"13" była dla mnie zawsze, paradoksalnie, cyfrą szczęśliwą. Z ufnością wynikającą z owego doświadczenia udałam się więc w grudniową sobotę na koncert NFM Orkiestry Leopoldinum do Narodowego Forum Muzyki, aby przekonać się, że nic się w tej kwestii nie zmieniło. 😀 Koncert Baroque Revisited Better Together nie tylko mnie w tym upewnił, ale dodał także mnóstwo wspaniałej energii, która emanowała od grających w rozmaitych konstelacjach muzyków. Alexander Sitkovetsky, kierownik artystyczny Orkiestry, jest nie tylko wirtuozem i entuzjastą, ale stwarza też muzykom przestrzeń, w której zdają się rozkwitać.
![]() |
| Koncert Baroque Revisited Better Together, Orkiestra Leopoldinum, fot. Sławek Przerwa |
Wszyscy są wirtuozami
W starannie dobranym programie koncertu były utwory, które dawały możliwości do wirtuozowskich popisów, ale i tak ostatecznie wszyscy okazali się wirtuozami 😀Z pewnością był nim pełen pasji Alexander Sitkovetsky, grający wręcz porywająco. W jego wykonaniu fantastycznie zabrzmiał Koncert d-moll RV 565, op. 3 nr 11 Antonia Vivaldiego, potrafił przy tym dać przestrzeń innym skrzypkom Orkiestry. Bardzo dobrze wypadła Karolina Podorska – utalentowana druga koncertmistrzyni Orkiestry Leopoldinum. Ponadto w jakimś sensie "odkryłam" dzięki takiej formule koncertu dwie inne utalentowane skrzypaczki: Magdalenę Ziarkowską-Kołacką i Agatę Kasperską, z których ta druga mnie wręcz oczarowała swoją żywiołowością i pełną temperamentu grą. W ogóle kobiety były wyraźnie górą.
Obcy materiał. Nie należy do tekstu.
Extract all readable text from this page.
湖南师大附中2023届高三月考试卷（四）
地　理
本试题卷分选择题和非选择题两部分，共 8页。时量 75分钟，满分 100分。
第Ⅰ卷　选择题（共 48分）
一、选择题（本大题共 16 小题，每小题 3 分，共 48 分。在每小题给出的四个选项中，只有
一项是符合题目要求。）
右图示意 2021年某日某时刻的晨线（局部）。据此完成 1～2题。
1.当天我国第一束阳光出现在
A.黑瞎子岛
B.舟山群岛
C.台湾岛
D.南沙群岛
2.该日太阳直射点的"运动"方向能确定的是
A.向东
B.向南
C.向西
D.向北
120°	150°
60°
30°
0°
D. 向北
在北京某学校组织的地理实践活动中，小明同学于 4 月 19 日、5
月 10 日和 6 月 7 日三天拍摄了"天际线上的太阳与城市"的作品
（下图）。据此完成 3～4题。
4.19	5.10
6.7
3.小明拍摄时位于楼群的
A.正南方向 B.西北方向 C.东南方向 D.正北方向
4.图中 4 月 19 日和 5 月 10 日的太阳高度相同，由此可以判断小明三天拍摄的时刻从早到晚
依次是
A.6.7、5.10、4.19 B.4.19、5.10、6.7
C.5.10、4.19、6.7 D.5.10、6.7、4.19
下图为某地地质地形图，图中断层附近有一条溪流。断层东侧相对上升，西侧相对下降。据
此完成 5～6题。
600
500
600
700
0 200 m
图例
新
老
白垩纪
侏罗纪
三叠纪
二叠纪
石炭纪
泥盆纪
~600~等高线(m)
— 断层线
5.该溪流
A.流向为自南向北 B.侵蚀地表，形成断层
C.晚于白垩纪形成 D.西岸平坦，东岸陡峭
W programie koncertu nie zabrakło muzyki Johanna Sebastiana Bacha, co było plastrem miodu na moje muzyczne serce. Zabrzmiały dwa Koncerty brandenburskie: III G-dur i VI G-dur. Zostały skomponowane prawdopodobnie w latach 1718-1721, jako zbiór sześciu concerti grossi i ofiarowane margrabiemu Brandenburgii – Christianowi Ludwigowi. Swoją nazwę zawdzięczają pierwszemu biografowi Bacha, Johannowi Nikolausowi Forkelowi, który w napisanej przez siebie biografii kompozytora tak właśnie je nazwał. Pod względem muzycznym niewiele je łączy, ale są to cudowne perełki stworzone na orkiestr o różnym składzie. Przykładowo, Koncert IV został skomponowany na skrzypce główne, flety, dwoje skrzypiec, altówkę i wiolonczelę w basso continuo.
![]() |
| Koncert Baroque Revisited Better Together, Orkiestra Leopoldinum, fot. Sławek Przerwa |
W programie znalazł się też nastrojowy Koncert na altówkę G-dur G. Ph. Telemanna – jeden z najwcześniejszych koncertów altówkowych w historii. Usłyszeliśmy go w znakomitym wykonaniu Michała Mickera – pierwszego altowiolinisty w Orkiestrze Leopoldinum.
Całość spiął Antonio Vivaldi Koncertem h-moll na czworo skrzypiec op. 3 nr 10, pochodzącym z przełomowego zbioru „L'estro armonico” i słynącym z wirtuozowskich partii solowych i charakterystycznego dialogu instrumentów, będącego kluczowym dziełem barokowego koncertu. Wystąpiły w nim wspomniane już panie i był to porywający popis gry.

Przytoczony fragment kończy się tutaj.